O parecer ainda destaca que, da forma como está, sem tempo para as empresas e os estados se organizarem, a ADC 49 traz alteração na distribuição federativa da arrecadação, aumenta a carga tributária efetiva e pode elevar a inflação por conta do aumento dos preços dos produtos. No varejo, as grandes redes terão que reestruturar a cadeia logística e os centros de distribuição.
Segundo informações do parecer, com a imposição imediata dos efeitos da ADC 49, fica extinta a base legal para o uso, na transferência, de créditos acumulados de ICMS provenientes de compras de mercadorias. Assim, o crédito gerado na última etapa da cadeia dentro do estado de origem não poderia ser utilizado no estado em que a mercadoria foi vendida ao consumidor final e onde o tributo foi recolhido.
Dessa forma, há chances de os fiscos estaduais, na ausência de um acordo entre as secretarias de Fazenda, cancelarem parte dos créditos acumulados como consequência da não cobrança do ICMS interestadual.
O regime do ICMS é não cumulativo, dessa forma, o tributo pago na etapa anterior, ao adquirir a mercadoria para revenda, vira crédito tributário e pode ser abatido na etapa seguinte.
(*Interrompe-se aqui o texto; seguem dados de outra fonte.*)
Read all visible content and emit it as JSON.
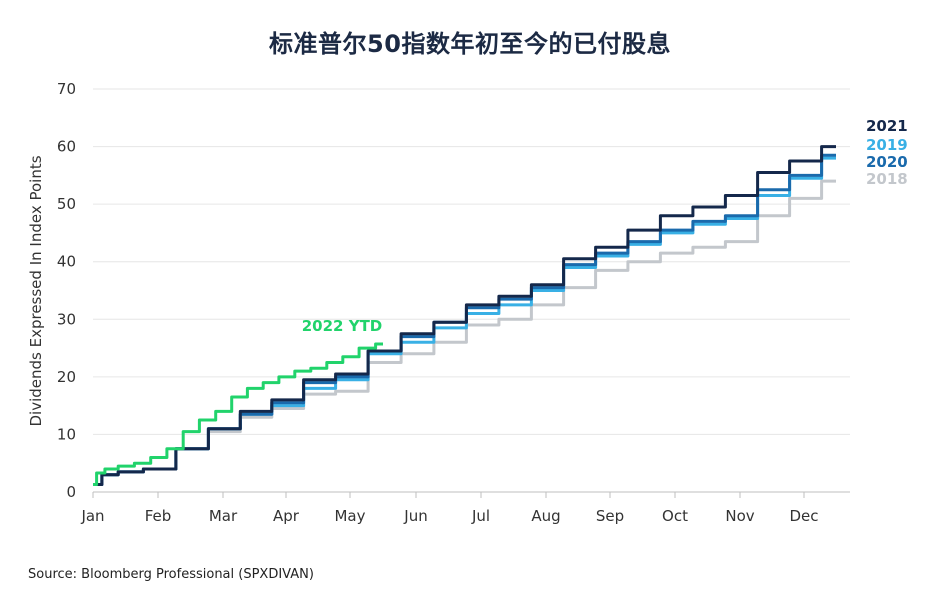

Pela decisão do STF, o uso do crédito fica restrito ao estado de saída da mercadoria. A empresa vai acumular crédito no estado de origem e não terá crédito no estado de destino do produto, onde, de fato, o ICMS será recolhido.
Segundo o parecer, essa nova situação jurídica vai gerar desequilíbrio no fluxo de caixa porque pode sobrar crédito no estado de onde saiu a mercadoria e no estado em que ela foi vendida, a empresa terá que desembolsar o pagamento em alíquota cheia, geralmente, 18%, e sem poder usar o crédito que ficou em outro estado.
Pedido de modulação
Por isso, neste mesmo parecer, pede-se que, nos embargos, os ministros façam a modulação da decisão para que o entendimento passe a valer, pelo menos, a partir de 2023 – um prazo mais alargado que o pedido pelo estado do Rio Grande do Norte, autor dos embargos. Assim, as empresas ganham tempo para adaptarem os sistemas, aproveitarem os créditos ou conseguirem a aprovação de convênio no Conselho Nacional de Política Fazendária (Confaz), de modo a preservar a geração de créditos e a carga tributária efetiva atual.
Especialistas ouvidos pelo JOTA informaram que os estados pensam em resolver a situação dos créditos dos contribuintes e formalizar como ficará a operação sem a tributação da transferência de mercadoria entre estabelecimentos de mesmo dono por meio de um convênio do Confaz. Os estados também pretendem propor uma emenda constitucional para que fique expressa a incidência do ICMS na transferência de mercadorias entre estabelecimentos do mesmo titular.
Porém, segundo fontes consultadas pelo JOTA, não há nada marcado ainda sobre o tema e, por enquanto, as negociações não estão no calendário dos secretários de fazenda e governadores. O foco dos estados será tentar aprovar a reforma tributária via PEC 110.
Retomada
A votação dos embargos começou em setembro de 2021 e foi suspensa pelo pedido de vista do ministro Luís Roberto Barroso. O relator, ministro Edson Fachin, acolheu em parte os argumentos do estado do Rio Grande do Norte para que a decisão tenha eficácia a partir do próximo exercício financeiro, ou seja, no próximo ano. Assim, estariam resguardadas as operações do ano vigente. Antes da suspensão do julgamento, Fachin foi acompanhado pelos ministros Cármen Lúcia e Alexandre de Moraes.
Fachin não aceitou o argumento dos estados de que o acórdão foi omisso quanto à eventual possibilidade de estorno dos créditos até então adquiridos pelos contribuintes. Segundo ele, “a decisão, ora embargada, foi clara ao determinar a irrelevância da transferência interestadual de mercadorias entre estabelecimentos do mesmo contribuinte para fins do ICMS”. Fachin reforçou que a transferência de mercadorias entre unidades da mesma empresa são simples atos físicos ou materiais no processo produtivo e, por isso, não são atos atrativos do imposto estadual.